I think I understand roughly what you mean when you distinguish row and column vectors. For example, let [x, y] represent a row vector and [x, y]^T represent a column vector.
If you have a function f that maps [x, y]^T -> z, (you might write it z=f(x,y)), then the gradient(f) is a function [x, y]^T -> [x, y]. That is to say, the gradient is a row vector. It's a different kind of vector than the input to f. And it transforms different (c.f. https://math.stackexchange.com/a/3200912/)

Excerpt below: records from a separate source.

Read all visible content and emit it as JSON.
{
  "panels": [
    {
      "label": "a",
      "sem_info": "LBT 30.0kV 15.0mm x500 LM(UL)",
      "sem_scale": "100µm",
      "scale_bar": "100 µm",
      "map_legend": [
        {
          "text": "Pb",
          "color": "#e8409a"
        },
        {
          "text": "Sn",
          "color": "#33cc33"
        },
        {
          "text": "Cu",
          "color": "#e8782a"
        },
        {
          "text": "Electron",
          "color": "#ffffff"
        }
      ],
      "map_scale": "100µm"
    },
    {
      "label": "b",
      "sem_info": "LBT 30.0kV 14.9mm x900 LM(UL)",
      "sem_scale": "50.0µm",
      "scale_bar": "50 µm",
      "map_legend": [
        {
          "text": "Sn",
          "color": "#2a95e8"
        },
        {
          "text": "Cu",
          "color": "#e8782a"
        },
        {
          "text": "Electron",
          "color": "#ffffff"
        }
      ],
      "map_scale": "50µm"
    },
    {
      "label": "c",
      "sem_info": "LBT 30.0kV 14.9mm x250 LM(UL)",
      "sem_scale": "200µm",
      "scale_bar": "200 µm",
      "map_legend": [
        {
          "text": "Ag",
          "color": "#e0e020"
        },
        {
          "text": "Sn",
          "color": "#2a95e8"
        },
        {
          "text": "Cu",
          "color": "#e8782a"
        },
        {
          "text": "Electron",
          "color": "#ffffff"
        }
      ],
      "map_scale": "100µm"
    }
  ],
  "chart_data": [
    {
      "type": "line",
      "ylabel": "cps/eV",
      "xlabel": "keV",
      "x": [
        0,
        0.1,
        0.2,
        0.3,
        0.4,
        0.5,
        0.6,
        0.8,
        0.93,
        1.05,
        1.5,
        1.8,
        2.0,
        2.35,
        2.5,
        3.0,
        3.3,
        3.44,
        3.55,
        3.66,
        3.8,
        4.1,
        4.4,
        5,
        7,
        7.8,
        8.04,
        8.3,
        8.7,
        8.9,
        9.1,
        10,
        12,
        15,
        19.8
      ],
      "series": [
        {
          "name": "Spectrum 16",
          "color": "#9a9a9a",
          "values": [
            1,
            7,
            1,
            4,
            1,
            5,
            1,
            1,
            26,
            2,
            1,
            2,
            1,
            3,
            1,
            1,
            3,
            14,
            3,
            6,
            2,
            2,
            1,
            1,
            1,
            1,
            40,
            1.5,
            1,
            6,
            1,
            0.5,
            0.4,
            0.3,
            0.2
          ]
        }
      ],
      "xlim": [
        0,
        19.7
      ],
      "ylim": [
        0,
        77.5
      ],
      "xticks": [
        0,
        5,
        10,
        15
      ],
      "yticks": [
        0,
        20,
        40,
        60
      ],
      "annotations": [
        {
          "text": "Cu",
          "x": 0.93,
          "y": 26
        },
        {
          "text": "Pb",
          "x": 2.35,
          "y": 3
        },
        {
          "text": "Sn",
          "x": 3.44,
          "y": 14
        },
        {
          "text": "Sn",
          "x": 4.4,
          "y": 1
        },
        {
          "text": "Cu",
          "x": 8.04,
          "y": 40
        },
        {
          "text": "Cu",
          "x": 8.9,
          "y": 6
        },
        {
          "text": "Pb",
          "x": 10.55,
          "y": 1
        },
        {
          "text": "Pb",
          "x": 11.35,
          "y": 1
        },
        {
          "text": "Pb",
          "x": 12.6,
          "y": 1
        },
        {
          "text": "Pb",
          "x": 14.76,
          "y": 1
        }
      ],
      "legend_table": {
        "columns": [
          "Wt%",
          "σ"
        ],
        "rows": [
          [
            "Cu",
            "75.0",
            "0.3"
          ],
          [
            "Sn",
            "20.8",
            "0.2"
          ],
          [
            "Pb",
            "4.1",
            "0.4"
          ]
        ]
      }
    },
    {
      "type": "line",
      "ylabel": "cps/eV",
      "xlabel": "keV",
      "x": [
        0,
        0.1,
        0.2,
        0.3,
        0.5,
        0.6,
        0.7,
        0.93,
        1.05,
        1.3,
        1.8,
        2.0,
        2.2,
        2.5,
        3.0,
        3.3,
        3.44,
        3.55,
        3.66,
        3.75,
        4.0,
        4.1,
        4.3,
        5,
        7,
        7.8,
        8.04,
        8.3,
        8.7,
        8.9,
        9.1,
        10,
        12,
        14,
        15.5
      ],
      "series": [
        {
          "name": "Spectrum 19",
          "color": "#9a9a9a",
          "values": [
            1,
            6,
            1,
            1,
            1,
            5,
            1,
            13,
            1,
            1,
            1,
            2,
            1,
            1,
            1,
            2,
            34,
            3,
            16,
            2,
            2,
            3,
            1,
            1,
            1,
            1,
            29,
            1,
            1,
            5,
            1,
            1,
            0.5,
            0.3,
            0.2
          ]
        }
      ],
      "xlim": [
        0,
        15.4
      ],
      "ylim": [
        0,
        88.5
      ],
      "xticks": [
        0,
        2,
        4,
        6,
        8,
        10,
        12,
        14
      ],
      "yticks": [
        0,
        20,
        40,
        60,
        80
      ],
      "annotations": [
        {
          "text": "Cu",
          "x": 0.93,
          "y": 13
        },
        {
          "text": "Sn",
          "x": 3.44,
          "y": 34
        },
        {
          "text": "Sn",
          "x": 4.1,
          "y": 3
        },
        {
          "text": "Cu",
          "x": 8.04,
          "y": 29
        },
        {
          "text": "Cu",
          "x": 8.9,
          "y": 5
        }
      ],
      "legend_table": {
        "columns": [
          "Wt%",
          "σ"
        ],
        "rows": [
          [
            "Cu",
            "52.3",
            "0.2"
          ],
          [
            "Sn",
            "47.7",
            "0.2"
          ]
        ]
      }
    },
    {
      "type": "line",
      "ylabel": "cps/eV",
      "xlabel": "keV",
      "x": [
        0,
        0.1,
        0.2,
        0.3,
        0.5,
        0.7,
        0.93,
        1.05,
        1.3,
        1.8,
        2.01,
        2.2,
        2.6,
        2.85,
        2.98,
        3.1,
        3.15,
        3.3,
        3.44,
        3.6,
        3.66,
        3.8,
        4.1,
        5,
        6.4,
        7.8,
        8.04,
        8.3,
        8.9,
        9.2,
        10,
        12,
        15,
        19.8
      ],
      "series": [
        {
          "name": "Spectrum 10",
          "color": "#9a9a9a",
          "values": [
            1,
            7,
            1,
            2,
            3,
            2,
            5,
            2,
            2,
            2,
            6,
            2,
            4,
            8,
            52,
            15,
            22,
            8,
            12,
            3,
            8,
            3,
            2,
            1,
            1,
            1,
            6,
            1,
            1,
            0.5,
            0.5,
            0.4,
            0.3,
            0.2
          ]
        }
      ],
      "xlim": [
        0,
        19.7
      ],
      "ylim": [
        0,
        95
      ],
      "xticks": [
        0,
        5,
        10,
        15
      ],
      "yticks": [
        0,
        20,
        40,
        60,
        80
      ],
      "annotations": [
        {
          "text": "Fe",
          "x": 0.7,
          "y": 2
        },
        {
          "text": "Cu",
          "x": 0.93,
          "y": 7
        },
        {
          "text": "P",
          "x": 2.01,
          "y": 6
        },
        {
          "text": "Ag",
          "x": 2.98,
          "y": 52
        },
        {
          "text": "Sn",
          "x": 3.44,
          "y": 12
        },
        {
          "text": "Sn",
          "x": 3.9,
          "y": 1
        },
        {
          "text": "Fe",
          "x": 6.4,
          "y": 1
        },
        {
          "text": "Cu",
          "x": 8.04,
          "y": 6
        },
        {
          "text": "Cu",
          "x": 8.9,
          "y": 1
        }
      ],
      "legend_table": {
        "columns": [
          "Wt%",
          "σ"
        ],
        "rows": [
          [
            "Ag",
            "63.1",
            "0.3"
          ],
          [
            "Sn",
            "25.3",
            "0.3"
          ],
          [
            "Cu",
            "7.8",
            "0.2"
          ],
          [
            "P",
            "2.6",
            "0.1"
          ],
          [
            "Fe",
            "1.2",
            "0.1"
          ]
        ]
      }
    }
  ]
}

As you say, Geometric Algebra doesn't talk about row vectors and column vectors. For example, in 3D GA,you can choose a representation in R^8. That's 1 scalar, 1 pseudo-scalar, 3 column-y components, and 3 row-y components.
lol, ok - so then it's more the opposite - in GA there are row an column "vectors" (3-components)... but they are not "enough" (for that R^8 representation), so a matrix representation might be misleading ?
So using that kind of thinking, the cross product of two column vectors is a row vector: https://www.youtube.com/watch?v=BaM7OCEm3G0
As you say, Geometric Algebra doesn't talk about row vectors and column vectors. For example, in 3D GA,you can choose a representation in R^8. That's 1 scalar, 1 pseudo-scalar, 3 column-y components, and 3 row-y components.